The Court’s effort at finding this way included survey of the “bystander distress” rules that apply in other jurisdictions. Based on this comparative survey, the Court decided that a bystander will recover compensation for emotional harm arising from medical malpractice when:

  • The defendant’s medical mistake constitutes gross negligence;
  • The primary victim of that mistake is the bystander’s loved one (a spouse or close family member);
  • The primary victim dies or sustains serious physical injury;
  • The bystander’s emotional harm is “both severe and debilitating, such that [it] warrant[s] a psychiatric diagnosis or otherwise substantially impair[s] the bystander’s ability to cope with life’s daily routines and demands.”
  • The bystander suffers that harm “as a direct result of contemporaneously observing gross professional negligence such that the bystander is aware, at the time, not only that the defendant’s conduct is improper but also that it will likely result in the death of or serious injury to the primary victim.”

After formulating this rule, the Court went on to examine the plaintiff’s evidence to find out that it meets all prerequisites for recovery except that of “severe and debilitating” emotional harm. This finding doomed the plaintiffs’ suit.

The Court explained that:

“We need not speculate, however, as to what shock and distress the plaintiffs may have experienced upon witnessing Stephen’s hanging. Even if we assume that their experience was deeply disturbing, and we have no reason to doubt that it was, that alone is not sufficient to satisfy the legal standard that we have articulated today. Just as few persons travel through life alone, … few of us complete the journey without ever suffering the loss of a parent, child, sibling or partner. The DSM–5, in defining a mental disorder, emphasizes that an “expectable or culturally approved response to a common stressor or loss, such as the death of a loved one, is not a mental disorder.” (citing American Psychiatric Association, Diagnostic and Statistical Manual of Mental Disorders 20 (5th ed., 2013)).

The new rule makes it extremely difficult for families of medical malpractice victims to obtain compensation for their emotional harm.

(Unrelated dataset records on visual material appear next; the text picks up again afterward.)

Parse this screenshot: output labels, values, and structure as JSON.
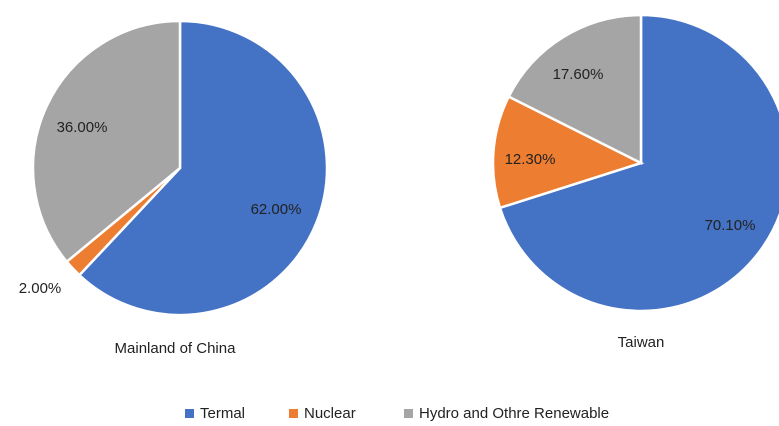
{
  "chart_data": [
    {
      "type": "pie",
      "title": "Mainland of China",
      "categories": [
        "Termal",
        "Nuclear",
        "Hydro and Othre Renewable"
      ],
      "values": [
        62,
        2,
        36
      ],
      "value_labels": [
        "62.00%",
        "2.00%",
        "36.00%"
      ],
      "colors": [
        "#4472c4",
        "#ed7d31",
        "#a5a5a5"
      ]
    },
    {
      "type": "pie",
      "title": "Taiwan",
      "categories": [
        "Termal",
        "Nuclear",
        "Hydro and Othre Renewable"
      ],
      "values": [
        70.1,
        12.3,
        17.6
      ],
      "value_labels": [
        "70.10%",
        "12.30%",
        "17.60%"
      ],
      "colors": [
        "#4472c4",
        "#ed7d31",
        "#a5a5a5"
      ]
    }
  ]
}
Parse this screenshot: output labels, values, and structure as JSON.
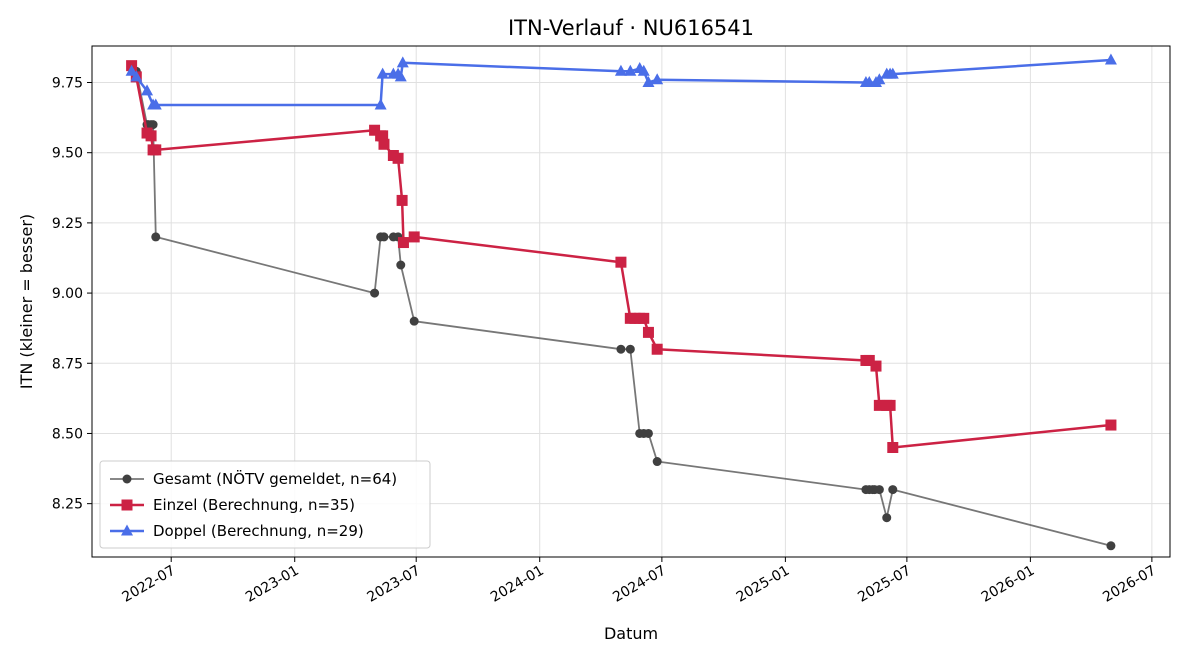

Proving “gross negligence” of a hospital or medical professional is difficult in and of itself. Establishing the presence of “severe and debilitating” emotional harm that exceeds an “expectable or culturally approved response to a common stressor or loss” is even harder. Demonstrating that this harm directly resulted from “observing gross professional negligence” is well nigh impossible. In the Court’s own words, its new rule makes viable only “the remote specter of bystander emotional distress claims.”

This rule strikes me as deeply problematic. As an initial matter, it is utterly inconsequential for the vast majority of medical-malpractice victims’ families, whose emotional distress is real, severe and verifiable, but is also “expectable” or “culturally approved.” This denial of redress runs afoul of the compensation principle of the law of torts and is also discriminatory. The rule also does not improve medical professionals’ incentive to avoid malpractice (this incentive is determined, as before, by the professionals’ liability for the primary victim’s injury or death, on top of reputational penalties). Worse yet, the new rule incentivizes doctors and hospitals to separate patients from their families at the early stages of the treatment. For example, contrary to the Court’s speculation, hospitals will now do well to banish expectant fathers from the delivery room. From a hospital’s perspective, implementing this policy in order to remove a remote, but still real, threat of liability would be rational because it costs the hospital nothing.

The Court’s new rule constitutes a textbook example of the “middle-ground fallacy”: an idea that making a decision situated between two extremes is always better than preferring one of those extremes to another. The question with which I began my discussion has only two potentially good answers: YES or NO.